Teaching is one of the most rewarding professions a person can choose… except when it’s not. Sometimes, after a long day of giving it your all, your fuel tank is on empty. You possibly ran out of energy even before lunch. And, if you’ve been teaching for quite some time, you may start to dread the daily routine before the day even begins.
Maybe you haven’t hit this wall yet, but you probably know a few teachers who have. They’re easy to spot. They make their way slowly–heads down–from the parking lot to the classroom to begin their self-imposed incarceration. When the bell rings at 3 o’clock, they dash to their cars yelling, “Free at last!” No one loves a Friday dismissal before spring break more than these exhausted veterans.
There are a lot of articles on teacher burnout. Many offer strategies such as leaving schoolwork at school, eating healthier meals, exercising more frequently to reduce stress, and getting more sleep…just to name a few. I don’t disagree with any of these, but I’d like to share a different perspective gleaned from my research on the mindsets of happy and successful people.
Learn the 5 keys to avoiding teacher burnout
1. The Queen Bee lives longer – Worker bees have a typical life span of 1-4 months, while queen bees live for 2-5 years. They both play important roles in the hive, but I’m using this analogy to demonstrate a point. Being busy is not necessarily being productive. A worker bee has a very long to-do list, while the queen only has a few important items to accomplish each day. Many successful teachers have lengthy to-do lists that keep them busy into the late hours of the night with tasks such as grading papers and preparing lesson plans. The goal is to outwit teacher burnout, so you can do what you love for a longer stretch of time. Embrace the 80/20 rule which states that 20 percent of what you do is responsible for 80 percent of your results. With this in mind, turn your to-do list into a to-day list and narrow it down to the three most important things you need to accomplish each day. Recognize that if you focus on these things, you’ll be very effective and will last long enough to see your students succeed years after they leave your classroom.

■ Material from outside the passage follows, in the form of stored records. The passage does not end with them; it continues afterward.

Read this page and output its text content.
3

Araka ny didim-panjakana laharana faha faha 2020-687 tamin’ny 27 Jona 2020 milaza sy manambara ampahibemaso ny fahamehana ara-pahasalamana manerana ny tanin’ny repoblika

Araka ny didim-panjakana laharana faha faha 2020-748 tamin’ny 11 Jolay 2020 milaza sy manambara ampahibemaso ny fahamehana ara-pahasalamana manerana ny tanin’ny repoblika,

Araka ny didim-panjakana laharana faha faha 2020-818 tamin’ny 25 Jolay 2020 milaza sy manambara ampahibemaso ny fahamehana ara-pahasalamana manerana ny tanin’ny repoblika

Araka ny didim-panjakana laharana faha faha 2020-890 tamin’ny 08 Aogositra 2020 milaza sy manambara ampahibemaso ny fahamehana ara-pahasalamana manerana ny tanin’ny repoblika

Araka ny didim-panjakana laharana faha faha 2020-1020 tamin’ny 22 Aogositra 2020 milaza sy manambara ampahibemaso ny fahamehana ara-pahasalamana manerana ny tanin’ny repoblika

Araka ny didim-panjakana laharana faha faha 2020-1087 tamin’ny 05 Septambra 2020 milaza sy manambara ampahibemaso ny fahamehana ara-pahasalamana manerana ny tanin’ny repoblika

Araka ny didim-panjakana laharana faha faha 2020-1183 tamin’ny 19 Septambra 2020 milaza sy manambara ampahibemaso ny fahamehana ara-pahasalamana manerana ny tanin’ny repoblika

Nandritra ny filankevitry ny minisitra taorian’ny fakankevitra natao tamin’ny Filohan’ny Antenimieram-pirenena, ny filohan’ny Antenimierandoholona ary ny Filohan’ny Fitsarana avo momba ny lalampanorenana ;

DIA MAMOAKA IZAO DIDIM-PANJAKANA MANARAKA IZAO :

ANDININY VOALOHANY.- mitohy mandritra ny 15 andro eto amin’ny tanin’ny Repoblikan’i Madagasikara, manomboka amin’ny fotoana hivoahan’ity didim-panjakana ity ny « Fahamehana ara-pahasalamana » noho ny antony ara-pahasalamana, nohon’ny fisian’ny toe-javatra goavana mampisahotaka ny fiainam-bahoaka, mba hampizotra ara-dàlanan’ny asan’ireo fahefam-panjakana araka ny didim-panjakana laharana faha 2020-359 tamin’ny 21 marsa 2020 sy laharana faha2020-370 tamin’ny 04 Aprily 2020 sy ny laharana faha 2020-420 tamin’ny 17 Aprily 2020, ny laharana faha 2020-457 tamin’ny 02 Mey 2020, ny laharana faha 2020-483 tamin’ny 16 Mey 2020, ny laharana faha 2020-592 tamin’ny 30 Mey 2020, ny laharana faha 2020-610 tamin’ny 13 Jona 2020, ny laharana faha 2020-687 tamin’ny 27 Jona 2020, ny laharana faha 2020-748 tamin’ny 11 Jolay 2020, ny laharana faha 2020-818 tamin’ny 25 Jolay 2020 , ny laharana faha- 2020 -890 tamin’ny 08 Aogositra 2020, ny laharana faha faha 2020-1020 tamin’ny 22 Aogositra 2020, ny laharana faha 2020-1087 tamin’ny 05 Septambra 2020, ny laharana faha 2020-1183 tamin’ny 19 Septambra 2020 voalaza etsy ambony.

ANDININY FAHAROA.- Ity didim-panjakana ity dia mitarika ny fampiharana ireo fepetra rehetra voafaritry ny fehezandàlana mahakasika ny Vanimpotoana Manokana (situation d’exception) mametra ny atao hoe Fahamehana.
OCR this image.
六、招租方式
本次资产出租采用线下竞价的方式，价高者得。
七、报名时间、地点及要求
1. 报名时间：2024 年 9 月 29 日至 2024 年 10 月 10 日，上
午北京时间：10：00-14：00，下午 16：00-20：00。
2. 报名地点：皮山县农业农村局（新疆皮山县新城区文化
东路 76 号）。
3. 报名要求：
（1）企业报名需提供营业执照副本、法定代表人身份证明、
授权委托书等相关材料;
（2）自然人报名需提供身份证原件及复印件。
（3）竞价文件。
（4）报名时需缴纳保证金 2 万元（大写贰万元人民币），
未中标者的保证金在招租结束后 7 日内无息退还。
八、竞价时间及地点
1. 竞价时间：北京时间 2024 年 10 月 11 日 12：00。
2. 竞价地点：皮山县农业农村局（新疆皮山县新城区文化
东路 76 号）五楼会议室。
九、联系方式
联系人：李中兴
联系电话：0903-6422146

2. A gratitude hack that actually works – You’ve heard many times the importance of having an attitude of gratitude, but of course, that’s not always easy to maintain. When my boys were younger, one of their favorite books at bedtime was Goodnight Moon. It helped put them at ease at night, and they usually slept better. As adults, many people go to bed thinking about everything they have to do the next day, and sometimes, even reflecting on the challenges they had that day. So here’s a technique to try that I call “Goodnight Gratitude.” Spend 37 seconds while lying in bed at the end of your day to quietly think about a few things for which you are grateful. Then drift off to sleep and marinate in the warm feeling you get when you express gratitude. You’ll sleep better and start your day feeling more refreshed and energized.
3. One leadership trait that backfires for teachers – Good leaders know the importance of independence and being able to accomplish goals without having to rely on others. It’s a character trait that seems to help many of them make their way to the top. Great leaders, however, know that if they can accomplish their dreams alone, they’re not dreaming big enough. Teaching is one of the most important professions there is, but being a teacher can often feel very isolating–especially if you work by yourself in a classroom most of the day. Some people grow up believing that asking for help is a sign of weakness–an indication that you simply aren’t good enough to do it on your own. This solo approach can lead to burnout because of how difficult and taxing it becomes. Embrace the We Are Connected mindset instead and find one or more teachers to brainstorm with on lesson plans, activities, class projects, and to simply offer each other support. You’ll quickly realize that you aren’t in this profession alone, and your teaching prowess will improve as well.
4. Pursue your passions – I have a hunch that you didn’t become a teacher for the money, but rather because you’re passionate about making a difference. For you, a life of success can be defined as a life of significance. You want your work to matter, and you believe wholeheartedly that what you do improves the lives of your students and ultimately, society. Teaching is your love, but give yourself and your students the gift of pursuing other passions you have as well. Take a cooking class, learn to play the guitar, diversify the books you read, go for a weekend hike, and possibly even start a small business. Following your other passions will keep you energized and balanced. Sharing these passions with your students will create an even stronger bond with them and connection to teaching.
5. Don’t just go through life…grow through life – You already understand the importance of education better than most, so don’t allow your approach to become stale. Refresh your lesson plans, research and try new methods, embrace technology in the classroom, and, generally speaking, become a more progressive educator. If you’re not already in a leadership position, stretch yourself and try aiming for one. If you’re in a school that is stuck in the past, try to help move them toward the future. If you continually hit a brick wall, find another school or leader who inspires you to effect real change. Being a part of the educational renaissance will fire you up and leave little opportunity for burnout. With student dropout rates and teenage depression on the rise, we need you in the game now more than ever!
Give one or more of these 5 keys to avoiding teacher burnout a try, and let me know if they make a difference for you. I’d love to hear strategies that work for you!